Strategic Buying Agents
66 Pages Posted: 8 Jun 2026 Last revised: 11 Jun 2026
Date Written: June 08, 2026
Abstract
The emergence of agentic AI is shifting online shopping from passive search and recommendation toward autonomous buying agents that monitor markets, reason about uncertainty, and make purchase decisions on behalf of consumers. We study the design of strategic buying agents that decide when to purchase an item within a finite shopping window. The central challenge is to translate price observations, the shopping window, and information about future price changes into a purchase-timing rule. We formulate this problem across a hierarchy of informational environments. In a stationary environment, prices are assumed to adjusted following an exogenously given Poisson price, and refreshed prices are drawn from a stable distribution; the optimal policy is a dynamic purchase threshold characterized by an ordinary differential equation. In a Bayesian learning environment, the price update rate is assumed to be known, but the price adjustment distribution is uncertain; the optimal rule remains threshold-based, with the threshold depending on posterior beliefs. We also bound the value of knowing the true price adjustment distribution. In a model-free robust environment, the agent relies only on price bounds and seeks worst-case protection; randomized static thresholds yield sharp guarantees for both competitive ratios and minimax regret.
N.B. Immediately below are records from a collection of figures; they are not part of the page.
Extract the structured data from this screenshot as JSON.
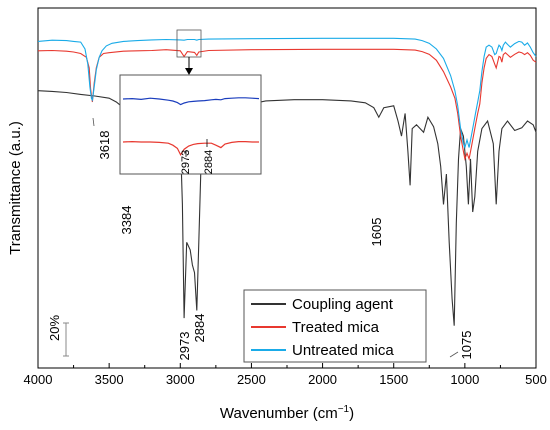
{
  "chart_data": {
    "type": "line",
    "xlabel": "Wavenumber (cm",
    "xlabel_sup": "−1",
    "xlabel_suffix": ")",
    "ylabel": "Transmittance (a.u.)",
    "xlim": [
      4000,
      500
    ],
    "x_ticks": [
      "4000",
      "3500",
      "3000",
      "2500",
      "2000",
      "1500",
      "1000",
      "500"
    ],
    "x_tick_values": [
      4000,
      3500,
      3000,
      2500,
      2000,
      1500,
      1000,
      500
    ],
    "scale_bar_label": "20%",
    "legend_position": "bottom-right",
    "series": [
      {
        "name": "Coupling agent",
        "color": "#333333",
        "x": [
          4000,
          3900,
          3800,
          3700,
          3600,
          3500,
          3450,
          3384,
          3330,
          3250,
          3150,
          3100,
          3050,
          3000,
          2985,
          2973,
          2955,
          2930,
          2915,
          2900,
          2884,
          2870,
          2850,
          2820,
          2780,
          2700,
          2600,
          2500,
          2400,
          2200,
          2000,
          1800,
          1700,
          1640,
          1605,
          1570,
          1500,
          1470,
          1445,
          1420,
          1400,
          1385,
          1370,
          1340,
          1290,
          1260,
          1220,
          1190,
          1170,
          1150,
          1130,
          1110,
          1090,
          1075,
          1060,
          1045,
          1030,
          1010,
          990,
          975,
          960,
          945,
          930,
          910,
          880,
          840,
          800,
          780,
          760,
          740,
          700,
          650,
          600,
          560,
          520,
          500
        ],
        "y": [
          90.0,
          89.8,
          89.5,
          89.0,
          88.6,
          88.0,
          87.0,
          85.0,
          87.4,
          87.8,
          87.4,
          87.0,
          85.0,
          78.0,
          60.0,
          30.0,
          50.0,
          48.0,
          44.0,
          42.0,
          32.0,
          50.0,
          76.0,
          78.0,
          80.0,
          83.0,
          85.0,
          86.5,
          87.3,
          87.6,
          87.6,
          87.3,
          86.8,
          85.5,
          83.0,
          85.5,
          86.0,
          82.0,
          78.0,
          84.0,
          74.0,
          65.0,
          80.0,
          81.0,
          79.0,
          83.0,
          80.5,
          76.0,
          70.0,
          60.0,
          68.0,
          50.0,
          35.0,
          28.0,
          55.0,
          72.0,
          80.0,
          78.0,
          70.0,
          60.0,
          72.0,
          58.0,
          62.0,
          74.0,
          80.0,
          82.0,
          76.0,
          60.0,
          74.0,
          80.0,
          82.0,
          79.5,
          80.2,
          82.0,
          81.0,
          79.0
        ]
      },
      {
        "name": "Treated mica",
        "color": "#e8382f",
        "x": [
          4000,
          3900,
          3800,
          3750,
          3700,
          3660,
          3640,
          3630,
          3618,
          3605,
          3590,
          3570,
          3540,
          3500,
          3400,
          3300,
          3200,
          3100,
          3000,
          2973,
          2950,
          2900,
          2884,
          2870,
          2800,
          2500,
          2000,
          1500,
          1350,
          1300,
          1250,
          1200,
          1150,
          1100,
          1070,
          1050,
          1030,
          1010,
          1000,
          985,
          970,
          955,
          940,
          925,
          910,
          895,
          880,
          865,
          850,
          830,
          810,
          800,
          790,
          780,
          770,
          760,
          750,
          740,
          730,
          715,
          700,
          680,
          650,
          620,
          600,
          580,
          560,
          540,
          520,
          500
        ],
        "y": [
          100.5,
          100.6,
          100.4,
          100.2,
          99.8,
          98.8,
          96.0,
          90.5,
          87.0,
          92.0,
          96.0,
          98.8,
          99.8,
          100.0,
          100.4,
          100.5,
          100.6,
          100.8,
          100.5,
          99.0,
          100.3,
          100.1,
          99.3,
          100.2,
          100.6,
          100.8,
          100.9,
          100.9,
          100.7,
          100.3,
          99.6,
          98.0,
          95.0,
          91.0,
          88.0,
          84.0,
          78.0,
          74.0,
          72.0,
          73.5,
          72.0,
          75.0,
          78.0,
          81.0,
          84.0,
          86.5,
          92.0,
          96.0,
          98.5,
          99.5,
          99.0,
          98.0,
          97.0,
          96.0,
          97.5,
          99.0,
          98.8,
          97.5,
          99.5,
          100.0,
          99.5,
          98.8,
          99.6,
          100.2,
          100.0,
          99.5,
          100.0,
          99.3,
          98.0,
          97.5
        ]
      },
      {
        "name": "Untreated mica",
        "color": "#1aabe8",
        "x": [
          4000,
          3900,
          3800,
          3750,
          3700,
          3670,
          3650,
          3635,
          3625,
          3618,
          3605,
          3590,
          3570,
          3550,
          3520,
          3480,
          3400,
          3300,
          3200,
          3100,
          3000,
          2973,
          2950,
          2900,
          2884,
          2870,
          2800,
          2500,
          2000,
          1500,
          1350,
          1300,
          1250,
          1200,
          1150,
          1100,
          1070,
          1050,
          1030,
          1010,
          1000,
          985,
          970,
          955,
          940,
          925,
          910,
          895,
          880,
          865,
          850,
          830,
          810,
          800,
          790,
          780,
          770,
          760,
          750,
          740,
          730,
          715,
          700,
          680,
          650,
          620,
          600,
          580,
          560,
          540,
          520,
          500
        ],
        "y": [
          103.0,
          103.3,
          103.2,
          103.0,
          102.8,
          101.0,
          97.0,
          91.0,
          88.0,
          87.5,
          91.0,
          95.5,
          98.8,
          100.5,
          101.8,
          102.5,
          103.0,
          103.2,
          103.4,
          103.5,
          103.4,
          103.3,
          103.5,
          103.5,
          103.3,
          103.5,
          103.6,
          103.7,
          103.8,
          103.8,
          103.6,
          103.2,
          102.5,
          101.0,
          98.5,
          94.0,
          90.0,
          86.0,
          80.0,
          76.0,
          75.0,
          77.0,
          75.0,
          78.0,
          81.0,
          84.0,
          87.0,
          90.0,
          95.0,
          99.0,
          101.5,
          102.0,
          101.5,
          100.5,
          99.5,
          99.8,
          101.0,
          102.0,
          101.6,
          100.6,
          102.0,
          102.8,
          102.2,
          101.5,
          102.4,
          103.0,
          102.8,
          102.0,
          102.6,
          101.5,
          100.0,
          99.0
        ]
      }
    ],
    "peak_labels": [
      "3618",
      "3384",
      "2973",
      "2884",
      "1605",
      "1075"
    ],
    "inset": {
      "x_range": [
        3100,
        2800
      ],
      "peak_labels": [
        "2973",
        "2884"
      ],
      "series": [
        {
          "name": "Untreated mica",
          "color": "#1a3dbd",
          "x": [
            3100,
            3080,
            3060,
            3040,
            3020,
            3000,
            2990,
            2980,
            2973,
            2965,
            2955,
            2945,
            2935,
            2920,
            2905,
            2895,
            2884,
            2875,
            2860,
            2845,
            2830,
            2815,
            2800
          ],
          "y": [
            0.0,
            0.1,
            -0.1,
            0.2,
            0.0,
            -0.3,
            -0.5,
            -0.9,
            -1.4,
            -1.0,
            -0.7,
            -0.6,
            -0.5,
            -0.4,
            -0.2,
            -0.1,
            -0.2,
            0.1,
            0.2,
            0.3,
            0.3,
            0.2,
            0.1
          ]
        },
        {
          "name": "Treated mica",
          "color": "#e8382f",
          "x": [
            3100,
            3080,
            3060,
            3040,
            3020,
            3000,
            2990,
            2980,
            2973,
            2965,
            2955,
            2945,
            2935,
            2920,
            2905,
            2895,
            2884,
            2875,
            2860,
            2845,
            2830,
            2815,
            2800
          ],
          "y": [
            0.0,
            0.1,
            0.0,
            0.0,
            -0.1,
            -0.3,
            -0.8,
            -1.6,
            -3.2,
            -1.8,
            -1.0,
            -0.6,
            -0.4,
            -0.3,
            -0.3,
            -0.8,
            -1.4,
            -0.5,
            -0.1,
            0.1,
            0.1,
            0.0,
            0.0
          ]
        }
      ]
    }
  }
}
Finally, using Keepatracked Amazon product price histories of 367 items and 48,933 time-stamped posted-price observations, we evaluate our three policies and examine how they can be incorporated in language-model buying agents. The results show that these policies are competitive on the test instances and suggest that language models are more effective when used to select a policy and calibrate inputs than when used to make buy-or-wait decisions directly.